Effect of Tyr-to-Glu point mutants in the association of plakoglobin to its cellular cofactors. Pull-down assays were performed by incubating 8 pmol of GST or GST-plakoglobin fusion proteins with 200 μg of whole-cell extracts from SW480. Protein complexes were affinity purified with glutathione-Sepharose and analyzed by SDS-PAGE and Western blotting (WB). The amounts of the associated proteins were determined by using specific MAbs.

FIG. 7.

Src and Fyn modify the association of plakoglobin to its cellular partners. RWP1 cells were cotransfected with 5 μg of pcDNA3.1His-plakoglobin and pCMV-Src (A) or pcDNA3.1His-Fer (B), with empty vectors as controls. After 48 h, cell extracts were prepared, His-tagged plakoglobin was purified by chromatography on nickel-agarose, and the associated proteins were analyzed with specific MAbs against α-catenin, E-cadherin, desmoplakin, desmoglein, and plakoglobin. WB, Western blotting; +, present; −, absent.

FIG. 8.

Localization of β-catenin and plakoglobin in IEC and IEC K-ras cells. Cells were grown on glass coverslips as indicated in Materials and Methods and fixed before they reached confluence. The distribution of β-catenin and plakoglobin was analyzed by immunofluorescence with specific MAbs.

FIG. 9.

K-ras transfection of IEC epithelial cells induces plakoglobin phosphorylation and upregulates binding to α-catenin. (A and C) Three hundred micrograms of whole-cell extracts from control and K-ras IEC18 cells were immunoprecipitated (IP) with anti-plakoglobin (A) or anti-α-catenin (B) and followed by immunoblotting with the indicated MAbs. (B and D) IEC18 and IEC18 K-ras cells were transfected with 5 μg of pcDNA3.1His-plakoglobin (wild-type [WT] or the indicated mutants). His-tagged plakoglobin was purified by chromatography on nickel-agarose, and the level of tyrosine phosphorylation (B) or α-catenin association (D) was analyzed by Western blotting (WB) with specific antibodies. The membranes were reprobed for plakoglobin to check that similar levels of expression were obtained.

FIG. 10.

Tyrosine phosphorylation of plakoglobin affects β-catenin-dependent transcription. (A) The indicated cells were cotransfected with plakoglobin plasmid mutants inserted into pcDNA3.1His (150 ng), TOP-FLASH (20 ng), and pTK-Renilla (20 ng) luciferase plasmids in the presence or absence of wild-type (WT) β-catenin.
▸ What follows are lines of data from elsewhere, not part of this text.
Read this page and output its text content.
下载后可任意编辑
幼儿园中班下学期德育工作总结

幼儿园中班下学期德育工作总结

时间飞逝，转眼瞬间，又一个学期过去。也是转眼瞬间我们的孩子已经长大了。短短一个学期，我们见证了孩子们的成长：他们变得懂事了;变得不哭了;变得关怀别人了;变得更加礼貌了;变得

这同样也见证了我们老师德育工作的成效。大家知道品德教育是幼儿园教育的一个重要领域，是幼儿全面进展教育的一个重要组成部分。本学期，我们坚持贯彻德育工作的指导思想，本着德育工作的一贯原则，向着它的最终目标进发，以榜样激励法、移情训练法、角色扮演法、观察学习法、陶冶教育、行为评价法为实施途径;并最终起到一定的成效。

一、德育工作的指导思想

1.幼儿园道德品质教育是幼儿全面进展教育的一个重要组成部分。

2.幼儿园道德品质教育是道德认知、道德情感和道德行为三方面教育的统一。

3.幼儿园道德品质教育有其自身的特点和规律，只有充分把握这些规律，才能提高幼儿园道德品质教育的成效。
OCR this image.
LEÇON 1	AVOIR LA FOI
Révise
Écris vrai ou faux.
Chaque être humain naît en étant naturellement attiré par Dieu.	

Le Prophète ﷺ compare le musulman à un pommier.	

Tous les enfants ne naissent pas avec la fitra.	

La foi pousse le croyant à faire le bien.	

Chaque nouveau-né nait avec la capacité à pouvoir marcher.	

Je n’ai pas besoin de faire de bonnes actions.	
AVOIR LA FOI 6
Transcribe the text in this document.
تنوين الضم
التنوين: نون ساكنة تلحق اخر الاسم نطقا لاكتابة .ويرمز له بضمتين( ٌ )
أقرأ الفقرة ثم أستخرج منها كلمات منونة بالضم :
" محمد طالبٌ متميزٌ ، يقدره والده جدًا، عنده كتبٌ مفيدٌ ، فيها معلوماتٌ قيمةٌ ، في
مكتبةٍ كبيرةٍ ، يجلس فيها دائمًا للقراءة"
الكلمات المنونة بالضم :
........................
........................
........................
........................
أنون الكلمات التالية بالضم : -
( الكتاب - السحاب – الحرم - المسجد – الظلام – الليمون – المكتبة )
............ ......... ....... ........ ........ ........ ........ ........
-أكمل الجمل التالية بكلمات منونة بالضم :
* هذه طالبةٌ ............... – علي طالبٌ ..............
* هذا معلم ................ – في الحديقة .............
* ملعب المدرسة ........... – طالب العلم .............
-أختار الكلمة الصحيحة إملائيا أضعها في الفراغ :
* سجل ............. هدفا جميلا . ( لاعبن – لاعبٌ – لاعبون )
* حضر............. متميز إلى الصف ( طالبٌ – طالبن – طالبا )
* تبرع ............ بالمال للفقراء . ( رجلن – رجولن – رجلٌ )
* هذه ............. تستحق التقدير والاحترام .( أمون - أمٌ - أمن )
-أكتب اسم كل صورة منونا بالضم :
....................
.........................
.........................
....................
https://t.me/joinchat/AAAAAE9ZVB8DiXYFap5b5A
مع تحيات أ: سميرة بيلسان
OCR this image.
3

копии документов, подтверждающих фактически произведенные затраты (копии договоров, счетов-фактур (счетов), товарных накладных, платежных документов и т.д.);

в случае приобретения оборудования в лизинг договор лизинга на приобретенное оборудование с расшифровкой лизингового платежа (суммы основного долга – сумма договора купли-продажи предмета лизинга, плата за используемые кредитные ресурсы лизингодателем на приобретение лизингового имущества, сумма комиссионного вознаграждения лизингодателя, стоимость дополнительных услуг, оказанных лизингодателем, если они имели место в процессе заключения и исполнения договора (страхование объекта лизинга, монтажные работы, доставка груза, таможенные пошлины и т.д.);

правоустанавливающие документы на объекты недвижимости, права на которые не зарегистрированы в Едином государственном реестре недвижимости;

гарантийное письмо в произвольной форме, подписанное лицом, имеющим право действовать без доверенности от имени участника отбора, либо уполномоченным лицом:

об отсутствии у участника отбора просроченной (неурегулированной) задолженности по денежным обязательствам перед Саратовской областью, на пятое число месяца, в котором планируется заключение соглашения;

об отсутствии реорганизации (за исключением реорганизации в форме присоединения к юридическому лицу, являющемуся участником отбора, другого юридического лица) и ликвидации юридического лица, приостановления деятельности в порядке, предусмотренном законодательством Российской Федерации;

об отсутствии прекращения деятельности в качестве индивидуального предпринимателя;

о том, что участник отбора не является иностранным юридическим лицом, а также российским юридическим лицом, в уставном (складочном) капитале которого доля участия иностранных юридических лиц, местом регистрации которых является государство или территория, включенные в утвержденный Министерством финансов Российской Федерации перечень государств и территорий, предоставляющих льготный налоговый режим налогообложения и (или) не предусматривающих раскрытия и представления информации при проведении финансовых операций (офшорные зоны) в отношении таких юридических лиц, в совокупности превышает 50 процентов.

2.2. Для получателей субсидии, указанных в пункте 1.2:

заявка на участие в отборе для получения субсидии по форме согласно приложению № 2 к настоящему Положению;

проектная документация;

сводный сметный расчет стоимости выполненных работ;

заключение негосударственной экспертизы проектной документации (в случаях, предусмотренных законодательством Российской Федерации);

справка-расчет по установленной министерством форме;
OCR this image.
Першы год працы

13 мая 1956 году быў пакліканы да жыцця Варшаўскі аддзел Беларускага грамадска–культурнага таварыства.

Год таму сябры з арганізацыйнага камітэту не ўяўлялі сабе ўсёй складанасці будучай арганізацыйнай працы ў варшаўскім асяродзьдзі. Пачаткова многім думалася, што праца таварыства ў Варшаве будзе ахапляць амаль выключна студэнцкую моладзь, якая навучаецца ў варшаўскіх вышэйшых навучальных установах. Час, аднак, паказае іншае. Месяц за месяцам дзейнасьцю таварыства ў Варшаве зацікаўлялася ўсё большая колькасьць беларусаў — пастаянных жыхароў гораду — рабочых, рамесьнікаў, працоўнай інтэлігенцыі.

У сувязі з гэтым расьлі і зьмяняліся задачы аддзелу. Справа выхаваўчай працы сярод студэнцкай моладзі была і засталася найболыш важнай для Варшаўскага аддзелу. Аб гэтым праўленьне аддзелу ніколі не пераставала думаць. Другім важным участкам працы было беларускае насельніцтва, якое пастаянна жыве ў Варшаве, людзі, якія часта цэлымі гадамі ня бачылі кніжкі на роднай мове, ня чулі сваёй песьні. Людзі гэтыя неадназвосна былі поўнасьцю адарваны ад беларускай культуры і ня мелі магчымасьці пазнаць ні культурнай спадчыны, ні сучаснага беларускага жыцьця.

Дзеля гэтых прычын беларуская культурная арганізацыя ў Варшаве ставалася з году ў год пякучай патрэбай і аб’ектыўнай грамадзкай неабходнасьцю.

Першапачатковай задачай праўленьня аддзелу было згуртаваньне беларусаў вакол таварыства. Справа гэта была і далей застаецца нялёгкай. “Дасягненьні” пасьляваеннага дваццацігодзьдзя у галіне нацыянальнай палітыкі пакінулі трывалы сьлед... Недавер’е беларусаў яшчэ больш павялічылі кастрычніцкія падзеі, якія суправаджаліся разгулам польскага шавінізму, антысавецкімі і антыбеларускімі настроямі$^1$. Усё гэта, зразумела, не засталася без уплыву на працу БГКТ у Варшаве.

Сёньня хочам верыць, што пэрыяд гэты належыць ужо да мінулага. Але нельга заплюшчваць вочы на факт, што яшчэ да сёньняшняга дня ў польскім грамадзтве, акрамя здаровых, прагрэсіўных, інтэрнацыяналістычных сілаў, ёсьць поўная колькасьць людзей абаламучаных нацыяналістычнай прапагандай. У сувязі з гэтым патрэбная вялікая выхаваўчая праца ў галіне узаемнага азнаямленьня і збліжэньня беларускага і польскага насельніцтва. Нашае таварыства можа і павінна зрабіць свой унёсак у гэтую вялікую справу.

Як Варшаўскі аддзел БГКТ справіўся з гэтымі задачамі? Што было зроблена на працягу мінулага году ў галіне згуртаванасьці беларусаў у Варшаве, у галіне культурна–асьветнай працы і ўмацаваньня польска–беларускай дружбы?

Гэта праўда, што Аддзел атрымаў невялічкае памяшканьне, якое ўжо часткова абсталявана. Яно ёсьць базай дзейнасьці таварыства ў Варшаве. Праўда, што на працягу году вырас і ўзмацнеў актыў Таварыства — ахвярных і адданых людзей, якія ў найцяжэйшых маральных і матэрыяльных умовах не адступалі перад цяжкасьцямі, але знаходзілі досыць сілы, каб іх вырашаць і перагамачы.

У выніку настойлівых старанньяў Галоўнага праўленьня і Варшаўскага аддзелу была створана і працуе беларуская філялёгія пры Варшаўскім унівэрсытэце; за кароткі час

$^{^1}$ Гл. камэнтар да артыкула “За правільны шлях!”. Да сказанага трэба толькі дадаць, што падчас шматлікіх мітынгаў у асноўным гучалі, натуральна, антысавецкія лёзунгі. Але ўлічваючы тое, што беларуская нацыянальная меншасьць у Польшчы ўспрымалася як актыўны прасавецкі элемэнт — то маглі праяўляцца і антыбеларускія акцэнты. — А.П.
Relative luciferase activity was determined with a dual-luciferase reporter assay system 48 h after transfection and normalized by using the Renilla luciferase activity for each sample. The percentage of activity was calculated by comparing levels of luciferase activity to those obtained after transfection of the pcDNA3.1His plasmid alone. (B) In vivo association between β-catenin and Tcf-4 in MDCK cells overexpressing plakoglobin. Cells were cotransfected with 5 μg of pcDNA3-plakoglobin (wild-type or Tyr643→Glu mutant) or empty vector as a control and 5 μg of pcDNA3.1His-Tcf-4(1-80). His-tagged Tcf-4(1-80) was purified by nickel-agarose chromatography, and associated β-catenin was analyzed by Western blotting (WB) with anti-β-catenin MAb. To verify that the extent of ectopic expression was similar, blots were reanalyzed with anti-Tcf-4. +, present; −, absent.

FIG. 11.

Diagram of β-catenin and plakoglobin tyrosine residues phosphorylated by Src, EGFR, Fer, and Fyn kinases and their corresponding effects. Question marks indicate the points where either an effect of phosphorylation has not been demonstrated (Tyr86 in β-catenin) or the kinase has not been identified (in the case of plakoglobin Tyr133).